Dove mi portano spiritualità e scienza?
Scienza e religione hanno dato forma alla nostra storia e al nostro pensiero. Ma sono state usate anche come strumenti di oppressione C’è oggi una promessa di cambiamento e di futuro nella spiritualità delle religioni, nel rigore delle scienze? O altrove?

Su Marte.

Che cosa voglio dall’arte: libertà o rivoluzione?
La creazione artistica può bastare a se stessa? O deve porsi l’obiettivo di cambiare le cose? Libertà o rivoluzione: cos’è l’arte, e che cosa deve e può dare a tutti noi?

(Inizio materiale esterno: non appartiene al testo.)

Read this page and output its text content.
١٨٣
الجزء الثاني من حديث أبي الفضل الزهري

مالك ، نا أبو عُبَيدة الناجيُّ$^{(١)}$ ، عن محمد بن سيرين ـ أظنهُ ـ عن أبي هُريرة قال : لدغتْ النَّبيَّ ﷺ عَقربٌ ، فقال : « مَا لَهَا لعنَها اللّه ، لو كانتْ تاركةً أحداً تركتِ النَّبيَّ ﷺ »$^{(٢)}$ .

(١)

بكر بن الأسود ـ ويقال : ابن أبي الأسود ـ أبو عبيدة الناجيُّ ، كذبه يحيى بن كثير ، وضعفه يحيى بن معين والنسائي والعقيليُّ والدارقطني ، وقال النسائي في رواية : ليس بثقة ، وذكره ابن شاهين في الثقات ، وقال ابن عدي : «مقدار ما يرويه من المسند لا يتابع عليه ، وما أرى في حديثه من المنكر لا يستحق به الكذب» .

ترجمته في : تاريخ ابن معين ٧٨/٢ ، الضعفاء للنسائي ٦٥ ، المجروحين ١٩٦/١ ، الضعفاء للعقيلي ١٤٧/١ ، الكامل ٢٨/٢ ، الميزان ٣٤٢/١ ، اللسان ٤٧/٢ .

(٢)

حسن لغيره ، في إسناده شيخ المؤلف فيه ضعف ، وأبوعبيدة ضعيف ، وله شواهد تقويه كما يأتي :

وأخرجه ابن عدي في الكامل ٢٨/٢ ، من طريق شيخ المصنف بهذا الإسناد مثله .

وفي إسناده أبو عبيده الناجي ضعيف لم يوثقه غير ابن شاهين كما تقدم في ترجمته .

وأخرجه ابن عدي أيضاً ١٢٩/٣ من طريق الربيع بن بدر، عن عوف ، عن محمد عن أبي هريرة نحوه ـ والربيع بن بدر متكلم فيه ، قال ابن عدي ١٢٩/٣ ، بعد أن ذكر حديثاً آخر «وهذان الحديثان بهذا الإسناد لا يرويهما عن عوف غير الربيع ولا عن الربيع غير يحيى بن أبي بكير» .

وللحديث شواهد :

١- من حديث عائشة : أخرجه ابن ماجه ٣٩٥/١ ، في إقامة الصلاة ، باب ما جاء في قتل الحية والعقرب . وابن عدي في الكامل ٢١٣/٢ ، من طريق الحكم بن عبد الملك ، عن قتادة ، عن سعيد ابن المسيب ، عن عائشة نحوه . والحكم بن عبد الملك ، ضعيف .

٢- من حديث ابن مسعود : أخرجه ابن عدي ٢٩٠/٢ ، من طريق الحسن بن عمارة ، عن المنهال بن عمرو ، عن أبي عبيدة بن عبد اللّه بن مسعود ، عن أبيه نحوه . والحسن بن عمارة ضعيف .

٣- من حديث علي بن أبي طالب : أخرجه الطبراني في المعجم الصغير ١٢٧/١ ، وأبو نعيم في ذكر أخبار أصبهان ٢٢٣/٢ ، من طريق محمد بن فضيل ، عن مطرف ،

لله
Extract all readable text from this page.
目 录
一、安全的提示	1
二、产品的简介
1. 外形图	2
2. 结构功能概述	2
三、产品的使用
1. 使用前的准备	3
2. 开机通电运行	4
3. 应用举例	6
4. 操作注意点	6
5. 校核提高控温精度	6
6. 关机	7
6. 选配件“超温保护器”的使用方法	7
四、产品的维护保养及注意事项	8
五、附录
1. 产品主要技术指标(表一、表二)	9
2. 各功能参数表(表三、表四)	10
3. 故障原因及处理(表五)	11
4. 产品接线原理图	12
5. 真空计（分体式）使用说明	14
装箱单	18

Che cosa voglio dall’arte? Che non abbia finalità, in quanto un obiettivo presuppone una ricerca di qualcosa, cioè il condizionamento e pregiudizio di voler trovare solo ciò che si sta cercando. L’arte invece dovrebbe ritagliarsi il privilegio della ricerca a prescindere, perché solo così potrà trovare ciò che non cerca. Da scrittore, ho umilmente scoperto che dai miei scritti non escono solo parti di me, nascoste tra le pieghe delle parole, ma qualcosa di diverso, che non credevo di possedere o essere, qualcosa che non ho minimamente cercato, ma che ora si è materializzato di fronte a me. Non so cosa sia, ma di certo ha portato dei cambiamenti. Forse l’arte è semplicemente questo: un cambiamento dell’essere. Non mettiamole addosso indumenti troppo pesanti, rischiamo di soffocarla.